Дирижёр откровенно язвит:
— А! У вас всё на скоростях, значит, «престо-престо», космический век, да?. Понятно! Невтерпёж, я понимаю, приспичило?
Трубников и не обиделся на лейтенанта, как вроде должен был, на взгляд музыкантов, даже ухом не повёл, в том же мечтательно-восторженном тоне ответил и лейтенанту, и… кому ещё?
— Шутите! Если б вы её увидели, товарищ лейтенант, тоже бы влюбились. Она говорит мне: «боишься, что ли, пошли». А я смотрю на неё и… У меня… слов нет. Правда-правда! А потом, старший их кричит, «всё, пошли!» А я от неё взгляд отвести не могу. Они… такие… — Трубников поднял на товарищей взгляд, а глаза у него — все отметили! — мечтательные-мечтательные, восторженные и нежные. — Необыкновенные-необыкновенные у неё глаза, светятся и притягивают. Прямо в меня всего смотрят. И меня словно нет, только её глаза… Потом она повернулась и прыгнула… я за ней и… Её куда-то в другую сторону понесло… А меня завертело. Только её глаза и помню, вроде и удивлённые, и радостные, и… необыкновенные.
Дирижёр, явно не понимая, округлив глаза, боднул головой воздух.
— Так, понятно! Бред какой-то… Рей Бредбери! Без института Кащенко, тут, пожалуй, не…
Кобзев одёргивает.
— Товарищ лейтенант…
Старшина Хайченко, на это только немо ртом воздух ловит, потому что от переживаний за Трубникова во рту пересохло.
— Чего, «товарищ лейтенант», чего? — ехидно передразнивает дирижёр, и заявляет. — Я ничего не понял. А ну-ка, дыхните, товарищ Трубников!
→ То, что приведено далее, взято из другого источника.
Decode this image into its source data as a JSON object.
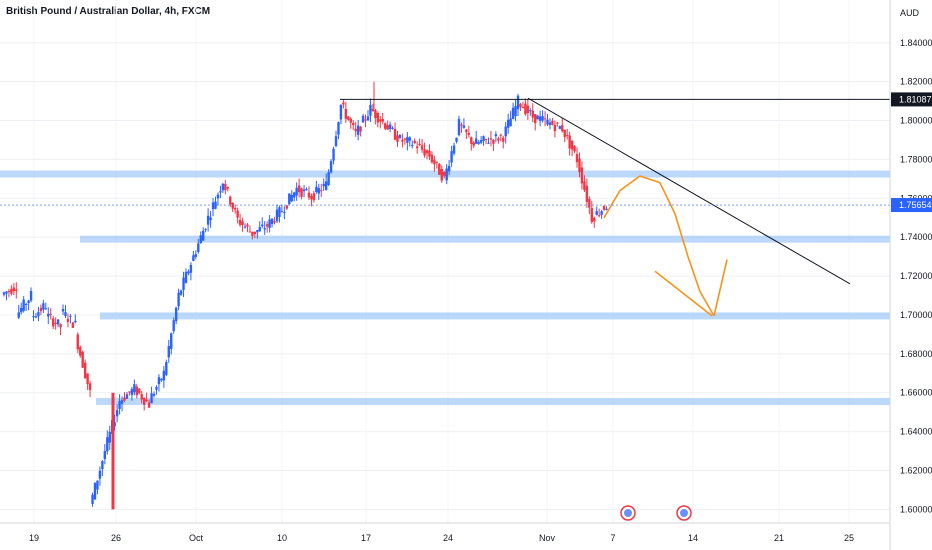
{
  "header": {
    "title": "British Pound / Australian Dollar, 4h, FXCM"
  },
  "currency_label": "AUD",
  "price_tags": {
    "resistance": "1.81087",
    "last": "1.75654"
  },
  "colors": {
    "up": "#2962ff",
    "down": "#f23645",
    "zone": "#90bff9",
    "drawing": "#f7931a",
    "line": "#131722"
  },
  "chart_data": {
    "type": "candlestick",
    "title": "British Pound / Australian Dollar, 4h, FXCM",
    "symbol": "GBPAUD",
    "timeframe": "4h",
    "source": "FXCM",
    "ylabel": "AUD",
    "ylim": [
      1.593,
      1.862
    ],
    "yticks": [
      "1.60000",
      "1.62000",
      "1.64000",
      "1.66000",
      "1.68000",
      "1.70000",
      "1.72000",
      "1.74000",
      "1.76000",
      "1.78000",
      "1.80000",
      "1.82000",
      "1.84000"
    ],
    "xticks": [
      "19",
      "26",
      "Oct",
      "10",
      "17",
      "24",
      "Nov",
      "7",
      "14",
      "21",
      "25"
    ],
    "grid": true,
    "last_price": 1.75654,
    "resistance_level": 1.81087,
    "horizontal_zones": [
      1.7725,
      1.739,
      1.6995,
      1.6555
    ],
    "projection": "bearish move toward 1.70",
    "path_points": [
      [
        1.7105,
        1.715
      ],
      [
        1.7,
        1.71
      ],
      [
        1.699,
        1.705
      ],
      [
        1.7,
        1.694
      ],
      [
        1.702,
        1.695
      ],
      [
        1.69,
        1.66
      ],
      [
        1.602,
        1.63
      ],
      [
        1.63,
        1.656
      ],
      [
        1.656,
        1.662
      ],
      [
        1.662,
        1.654
      ],
      [
        1.656,
        1.67
      ],
      [
        1.67,
        1.71
      ],
      [
        1.71,
        1.73
      ],
      [
        1.73,
        1.75
      ],
      [
        1.75,
        1.769
      ],
      [
        1.769,
        1.749
      ],
      [
        1.749,
        1.742
      ],
      [
        1.742,
        1.746
      ],
      [
        1.746,
        1.754
      ],
      [
        1.754,
        1.765
      ],
      [
        1.765,
        1.761
      ],
      [
        1.761,
        1.767
      ],
      [
        1.767,
        1.808
      ],
      [
        1.808,
        1.793
      ],
      [
        1.793,
        1.806
      ],
      [
        1.806,
        1.798
      ],
      [
        1.798,
        1.79
      ],
      [
        1.79,
        1.788
      ],
      [
        1.788,
        1.782
      ],
      [
        1.782,
        1.77
      ],
      [
        1.77,
        1.798
      ],
      [
        1.798,
        1.788
      ],
      [
        1.788,
        1.79
      ],
      [
        1.79,
        1.792
      ],
      [
        1.792,
        1.81
      ],
      [
        1.81,
        1.802
      ],
      [
        1.802,
        1.799
      ],
      [
        1.799,
        1.796
      ],
      [
        1.796,
        1.78
      ],
      [
        1.78,
        1.75
      ],
      [
        1.75,
        1.7565
      ]
    ]
  }
}
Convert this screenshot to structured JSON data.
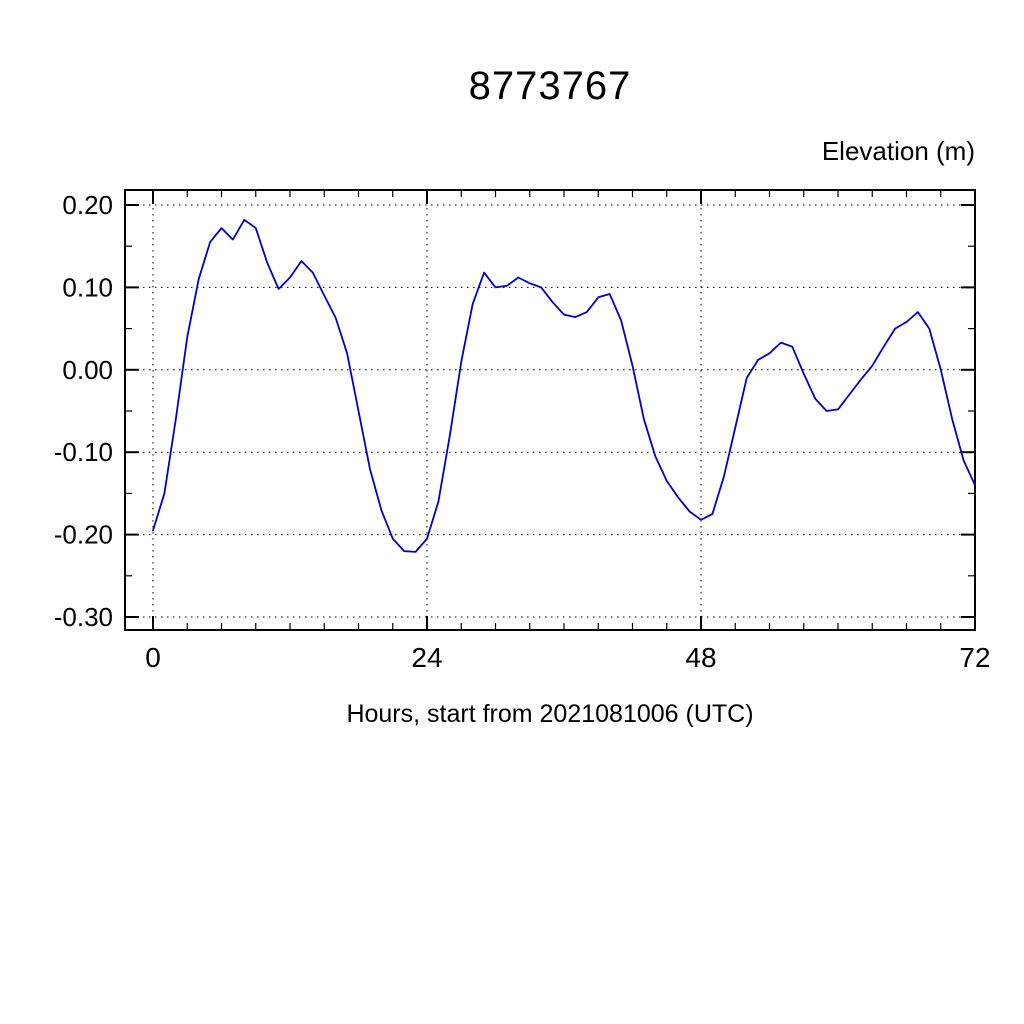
{
  "chart_data": {
    "type": "line",
    "title": "8773767",
    "ylabel": "Elevation (m)",
    "xlabel": "Hours, start from 2021081006 (UTC)",
    "xlim": [
      0,
      72
    ],
    "ylim": [
      -0.3,
      0.2
    ],
    "xticks": [
      0,
      24,
      48,
      72
    ],
    "yticks": [
      -0.3,
      -0.2,
      -0.1,
      0.0,
      0.1,
      0.2
    ],
    "x_minor_step": 3,
    "y_minor_step": 0.05,
    "grid": true,
    "legend": "none",
    "line_color": "#0000CC",
    "series": [
      {
        "name": "elevation",
        "x": [
          0,
          1,
          2,
          3,
          4,
          5,
          6,
          7,
          8,
          9,
          10,
          11,
          12,
          13,
          14,
          15,
          16,
          17,
          18,
          19,
          20,
          21,
          22,
          23,
          24,
          25,
          26,
          27,
          28,
          29,
          30,
          31,
          32,
          33,
          34,
          35,
          36,
          37,
          38,
          39,
          40,
          41,
          42,
          43,
          44,
          45,
          46,
          47,
          48,
          49,
          50,
          51,
          52,
          53,
          54,
          55,
          56,
          57,
          58,
          59,
          60,
          61,
          62,
          63,
          64,
          65,
          66,
          67,
          68,
          69,
          70,
          71,
          72
        ],
        "y": [
          -0.195,
          -0.15,
          -0.06,
          0.04,
          0.11,
          0.155,
          0.172,
          0.158,
          0.182,
          0.172,
          0.13,
          0.098,
          0.112,
          0.132,
          0.118,
          0.09,
          0.063,
          0.02,
          -0.05,
          -0.12,
          -0.17,
          -0.205,
          -0.22,
          -0.221,
          -0.205,
          -0.16,
          -0.08,
          0.01,
          0.08,
          0.118,
          0.1,
          0.102,
          0.112,
          0.105,
          0.1,
          0.082,
          0.067,
          0.064,
          0.07,
          0.088,
          0.092,
          0.06,
          0.005,
          -0.06,
          -0.105,
          -0.135,
          -0.155,
          -0.172,
          -0.182,
          -0.175,
          -0.13,
          -0.07,
          -0.01,
          0.012,
          0.02,
          0.033,
          0.028,
          -0.005,
          -0.035,
          -0.05,
          -0.048,
          -0.03,
          -0.012,
          0.005,
          0.028,
          0.05,
          0.058,
          0.07,
          0.05,
          0.0,
          -0.06,
          -0.11,
          -0.14
        ]
      }
    ]
  }
}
Кобзеву неймётся, совсем забыл про субординацию, и все, пожалуй, забыли, и старший прапорщик тоже.
— Товарищ лейтенант, не перебивайте, — как от назойливой мухи отмахивается прапорщик. — Трезвый он. Это же видно, ну! И что, Вова, рассказывай дальше, интересно, что, ну?
Трубникова переполняло восторженными эмоциями.
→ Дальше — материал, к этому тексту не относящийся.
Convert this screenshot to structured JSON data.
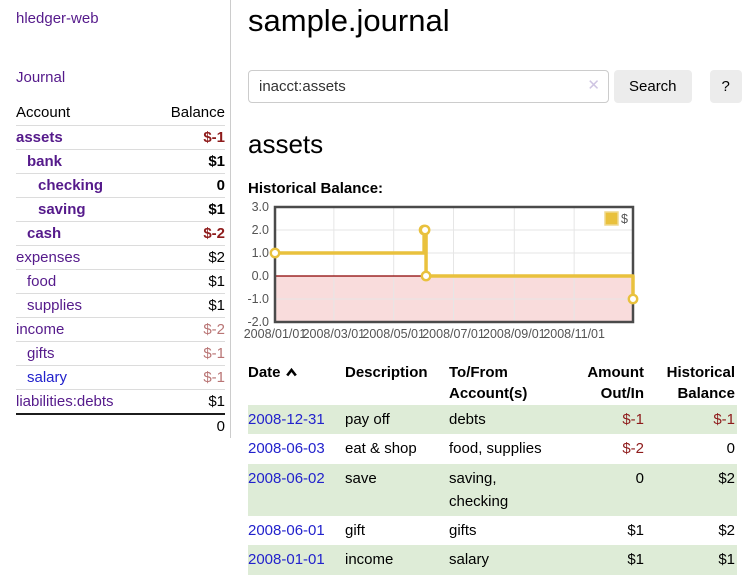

— У меня сердце чуть не выпрыгнула от счастья, когда я понял, что это она, она… моя… Даша. Короче, ухнулся потом куда-то… почти на четыре точки… чёрте куда, меня повязали и…
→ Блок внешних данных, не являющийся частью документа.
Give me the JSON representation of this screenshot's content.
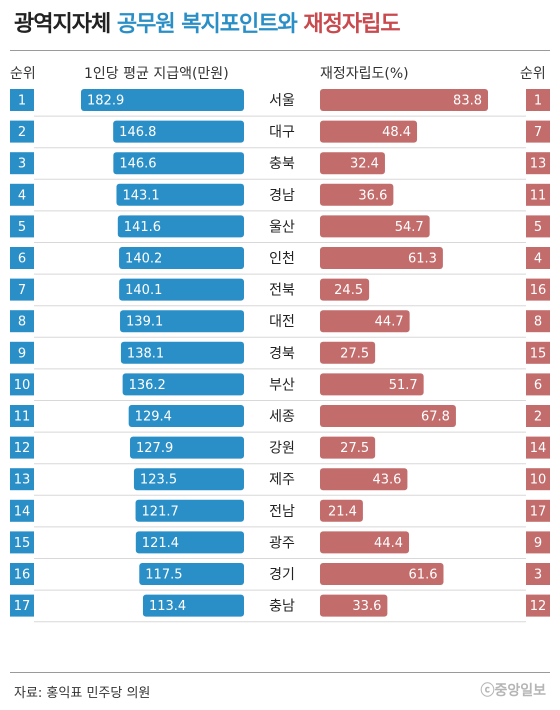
{
  "title": {
    "part1": "광역지자체",
    "part2": "공무원 복지포인트와",
    "part3": "재정자립도"
  },
  "headers": {
    "left_rank": "순위",
    "left_bar": "1인당 평균 지급액(만원)",
    "right_bar": "재정자립도(%)",
    "right_rank": "순위"
  },
  "source": "자료: 홍익표 민주당 의원",
  "logo": "ⓒ중앙일보",
  "colors": {
    "blue": "#2a8fc6",
    "red": "#c26c6c",
    "title_blue": "#2a8fc6",
    "title_red": "#c94a4e"
  },
  "chart_data": {
    "type": "bar",
    "categories": [
      "서울",
      "대구",
      "충북",
      "경남",
      "울산",
      "인천",
      "전북",
      "대전",
      "경북",
      "부산",
      "세종",
      "강원",
      "제주",
      "전남",
      "광주",
      "경기",
      "충남"
    ],
    "series": [
      {
        "name": "1인당 평균 지급액(만원)",
        "values": [
          182.9,
          146.8,
          146.6,
          143.1,
          141.6,
          140.2,
          140.1,
          139.1,
          138.1,
          136.2,
          129.4,
          127.9,
          123.5,
          121.7,
          121.4,
          117.5,
          113.4
        ],
        "ranks": [
          1,
          2,
          3,
          4,
          5,
          6,
          7,
          8,
          9,
          10,
          11,
          12,
          13,
          14,
          15,
          16,
          17
        ]
      },
      {
        "name": "재정자립도(%)",
        "values": [
          83.8,
          48.4,
          32.4,
          36.6,
          54.7,
          61.3,
          24.5,
          44.7,
          27.5,
          51.7,
          67.8,
          27.5,
          43.6,
          21.4,
          44.4,
          61.6,
          33.6
        ],
        "ranks": [
          1,
          7,
          13,
          11,
          5,
          4,
          16,
          8,
          15,
          6,
          2,
          14,
          10,
          17,
          9,
          3,
          12
        ]
      }
    ]
  }
}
— …В дурдом? — в той же своей ехидной тональности подхватил дирижёр. Кстати, он один — точно — не врубался. Не читал «тему» с листа.
— Товарищ лейтенант, — почти с угрозой призвал лейтенанта к порядку прапорщик Кобзев. Старший прапорщик Хайченко вновь только немо губами на Кобзева пошевелил… Вроде выполнил долг.
Трубкин, ничего не замечая, продолжил:
— Нет, потом она вошла и… её глаза… счастливые и радостные и… тревожные… и опять меня всего как огнём. Я, ей… а она говорит, что тоже любит меня… То есть тоже влюбилась. Представляете? Я чуть под потолком от счастья не подвис… А потом выпили все… Символически… Шампанского… И всё… Я, значит, теперь, это… жених, наверное, или муж, вот! Правда, ещё не решили когда. Но мы всех приглашаем на свадьбу. Вас, всех, в первую очередь. Обязательно.
Тимофеев не выдержал, дружески хлопнул товарища по плечу.
— Ну, ты дал, Вовчик! Полный отпад! Это кино! В натуре детектив с хорошим финалом. Молоток, парень, поздравляю! Молодец!
И Кобзев, непоседа, подхватил:
— Мы все поздравляем. Это здорово. Ты молодец! Дай «пять». О таком я и не слышал: в один день познакомиться, влюбиться, и предложение сделать! Уникальный случай! Я одного не понял: где ты её нашёл? Откуда ты, говоришь, прыгал? И правда с парашютом, что ли?
— Да, вроде…
— Эээ… Подожди! «Да», Вова, или «вроде»?!
— Да! Правда унесло.
?!
— Охренеть! — прикрывая рот рукой, ахнул Кобзев.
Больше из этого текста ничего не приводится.